Nivida keeps selling more GPUs than the datacenter capacity that came online. estimate of 560mw for Q1 2026. Up significantly from 1270mw surplus over entire 2025.
from humanspiral@lemmy.ca to technology@lemmy.ml on 21 May 15:31
https://lemmy.ca/post/65206050

While the excess sales can partially be explained by converting CPU and bitcoin servers, and upgrading functional or burnt out older GPUs, there is finite replaceable powered capacity, in addition to small growth rate of datacenters under active construction that can hope for 2026 opening. “Grey market” diversion to China can be a hidden source of sales.

This is a refined estimate based on taking out networking/software from each of NVidia’s sales channels.

Hyperscalers rarely buy commercial software licenses from NVIDIA (they build their own stacks), while Enterprise buyers are heavily dependent on software subscriptions like NVIDIA AI Enterprise ($4,500/GPU/year). Similarly, networking intensity follows a drastic gradient: a massive LLM training cluster requires a massive networking tax, whereas an Enterprise inference node does not. 

To resolve this, we must break down NVIDIA’s $75.2 billion total data center revenue by applying asymmetric networking and software multipliers to each specific customer segment. 


Phase 1: Re-Allocating Networking and Software by Segment 

NVIDIA’s software layer consists of subscription revenue (which scales with the historical installed base, not just new capacity) and architecture licensing. Its networking segment consists of InfiniBand and Spectrum-X Ethernet switches, adapters, and cables. 

Let’s dissect how these costs actually apply to each of the three purchasing categories: 

1. Hyperscalers ($38.0B Total Segment) 

2. AI Clouds & Sovereigns (~$21.2B of ACIE) 

3. Enterprise & Industrial (~$16.0B of ACIE) 


Phase 2: Refined Segment-by-Segment Power Calculations 

With the refined, asymmetric compute revenue isolated, we can run the physical power conversion using tailored Average Selling Prices (ASPs), system power demands, and facility Power Usage Effectiveness (PUE) metrics. 

Category A: Hyperscalers ($29.45B Net Compute) 

Category B: AI Clouds & Sovereigns ($17.38B Net Compute) 

Category C: Enterprise & Industrial ($12.00B Net Compute) 


Phase 3: Final Comparison: GW Sold vs. GW Deployed 

Now, let’s look at how this highly refined model maps against the 1.55 GW of net-new trackable data center capacity that physically came online across the globe during the quarter: 

Customer Segment NVIDIA GW Sold (Refined Power Footprint) Actual New GW Deployed (Capacity Online) Net Capacity Gap (Deficit)
Hyperscalers 1.05 GW 0.93 GW +0.12 GW (120 MW Deficit)
AI Clouds & Sovereigns 0.68 GW 0.42 GW +0.26 GW (260 MW Deficit)
Enterprise & Industrial 0.38 GW 0.20 GW (Est. legacy footprint) +0.18 GW (180 MW Deficit)
Total Global Market 2.11 GW 1.55 GW +0.56 GW (560 MW Deficit)

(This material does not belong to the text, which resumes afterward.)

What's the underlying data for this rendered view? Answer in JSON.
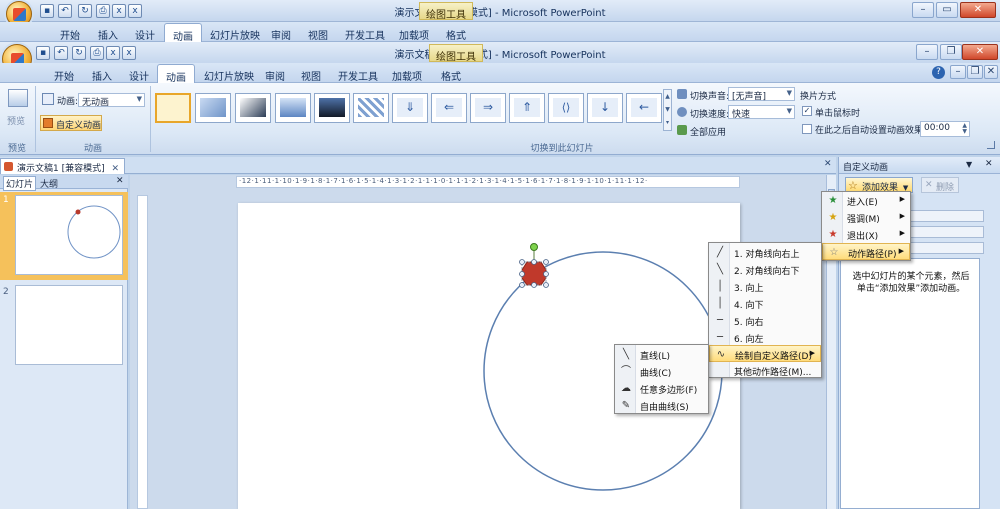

Key Takeaways from the Refined Model 

  1. The Grid Deficit Narrowed: By properly allocating NVIDIA’s high software subscription margins out of the Enterprise sector and stripping heavy networking switch infrastructure out of the Hyperscale sector, the true global power footprint shipped by NVIDIA drops to 2.11 GW. The total global grid deficit sits at 560 Megawatts.
  2. Where the Logjam Actually Sits: Notice that the Hyperscaler gap is remarkably tight—only 120 MW. This proves that hyperscalers are incredibly efficient at matching their massive utility contracts directly to their hardware delivery schedules.
  3. The Hidden Crisis is in Tier-2 AI Clouds & Sovereigns: This segment represents a massive 260 MW deficit. Because these buyers lack the immense, multi-gigawatt land and power pipelines of the tech giants, they are receiving high-performance, high-power silicon far faster than their regional, third-party colocation data centers can actually deploy physical electricity to the racks. 

This model confirms that the “homeless GPU” crisis is primarily concentrated outside of the core hyperscalers, driving smaller AI clouds to aggressively bid up any available third-party power capacity in the market today.